No entanto, a queda de investimentos no setor e o esgotamento das reservas conhecidas de gás levaram a um declínio da produção a partir de 2014, que em 2023 "tocou o fundo", segundo o presidente Arce. A falta da renda do gás afetou a economia do país e os programas sociais de combate à pobreza.

Em visita à Bolívia nesta terça-feira, Lula levou os ministros Alexandre Silveira (Minas e Energia) e Simone Tebet (Planejamento), para tratar de investimentos na prospecção de gás e para a construção de corredores rodoviários e hidroviários. Ele disse que o Brasil poderia "fazer com que a Petrobras possa prospectar gás para melhorar a situação da Bolívia".

O cientista político Roberto Goulart Menezes, coordenador do Núcleo de Estudos Latino-americanos da UnB, avalia que a entrada da Bolívia no Mercosul poderia ajudar a dissipar a desconfiança de investidores, forte desde que o então presidente Morales decidiu em 2006 nacionalizar o gás e o petróleo e ocupou instalações, inclusive da Petrobras. Mesmo assim, ele considera que a decisão de voltar a prospectar gás no país será difícil para a estatal brasileira.

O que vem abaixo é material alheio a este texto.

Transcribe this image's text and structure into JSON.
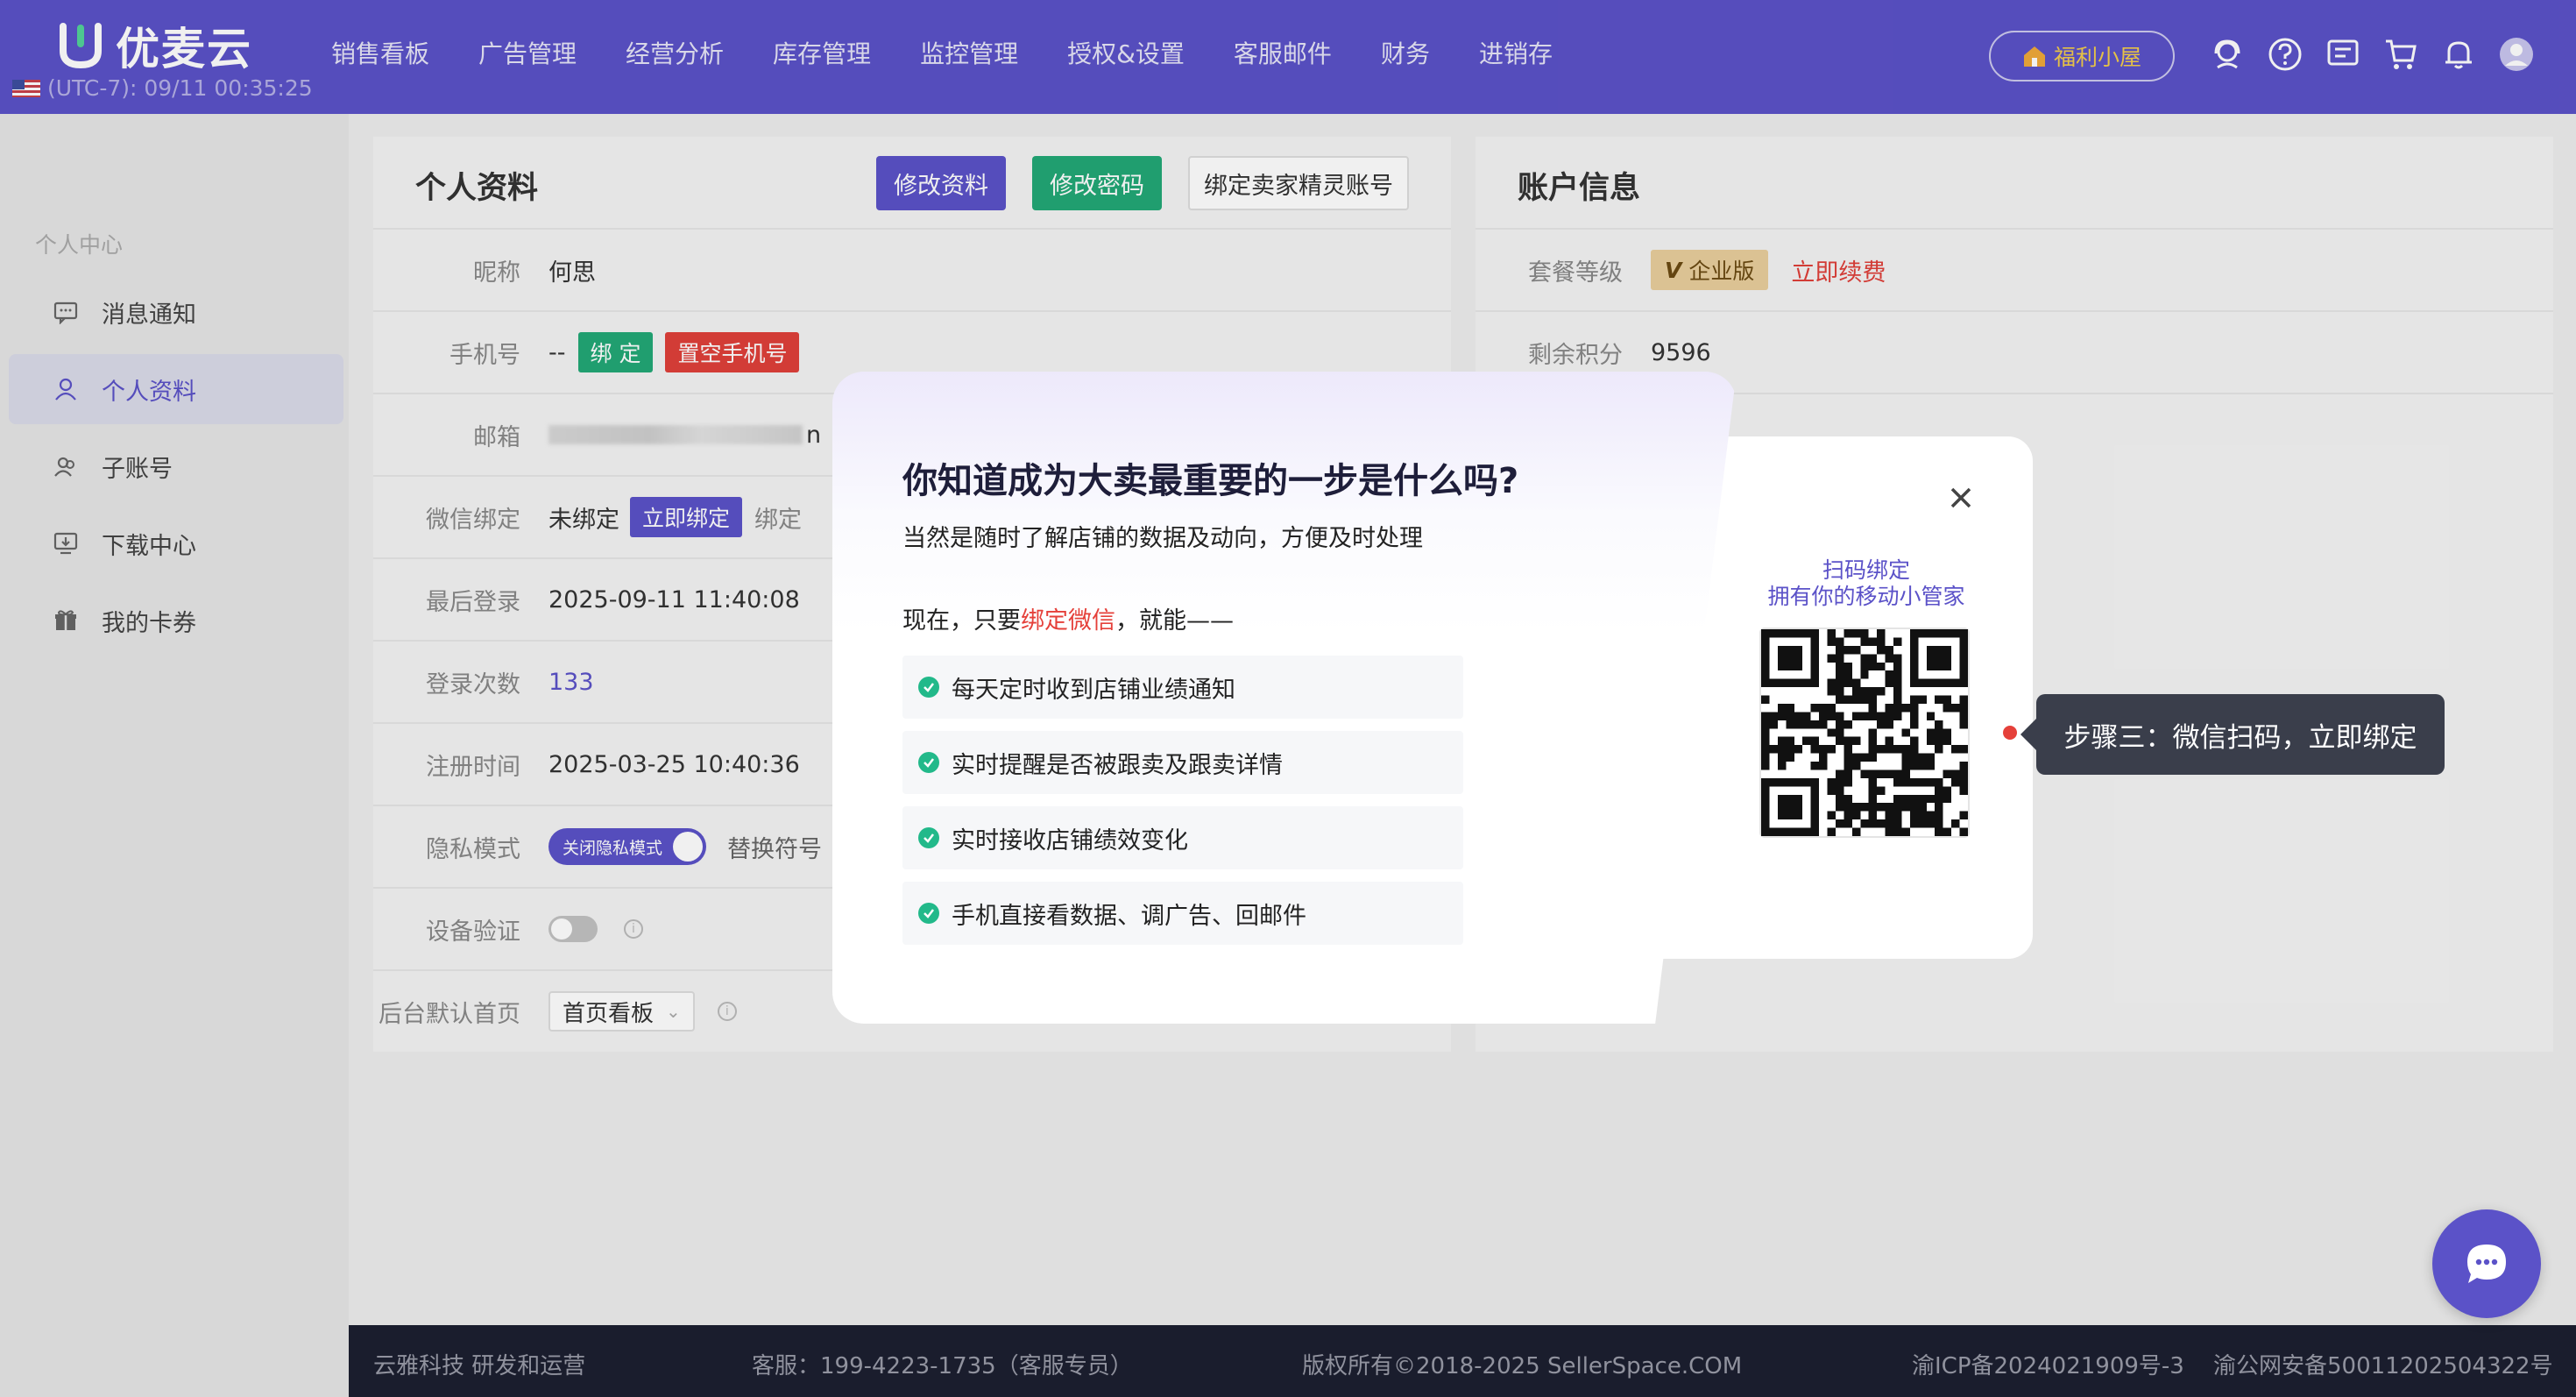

Menezes cita que outro projeto em discussão é reativar a ferrovia Madeira-Mamoré, que liga Porto Velho à fronteira com a Bolívia e facilitaria a chegada de diesel ao país e o escoamento de suas colheitas de soja. "Com a entrada no Mercosul, a conexão entre Brasil e Bolívia pode melhorar", diz.

Turbulências no Mercosul

A cúpula em Assunção foi a primeira em 33 anos da história do Mercosul na qual um presidente argentino não compareceu. Isso mostra como o bloco atravessa hoje "um dos seus momentos mais críticos", afirma Menezes.

Ele projeta que Milei seguirá tentando bloquear o Mercosul ao longo de seu mandato, mas que o Brasil não "chutará a canela" da Argentina porque também depende do país, em especial para as vendas do setor automotivos.

Valls, do FGV Ibre, aponta que o Mercosul está em "certa paralisia" há muitos anos, o que estimulou o Brasil a seguir buscando outras parcerias, como por meio do Brics.

"A região [América do Sul] é muito instável, e o Mercosul se movimenta em função de quem está presidindo a Argentina e quem está presidindo o Brasil. Depender muito de quem está no governo complica para fazer avançar os acordos", afirma.

No entanto, ela diz que a entrada da Bolívia traz um "simbolismo político de ampliação" em uma fase em que o bloco demonstra "grande fragilidade", e contribui para uma das agendas da política externa do governo Lula: valorizar a integração sul-americana.

Ela também avalia que a cláusula democrática "pode ser algo importante" para a Bolívia, pois reforça que haverá prejuízos em caso de golpe de Estado.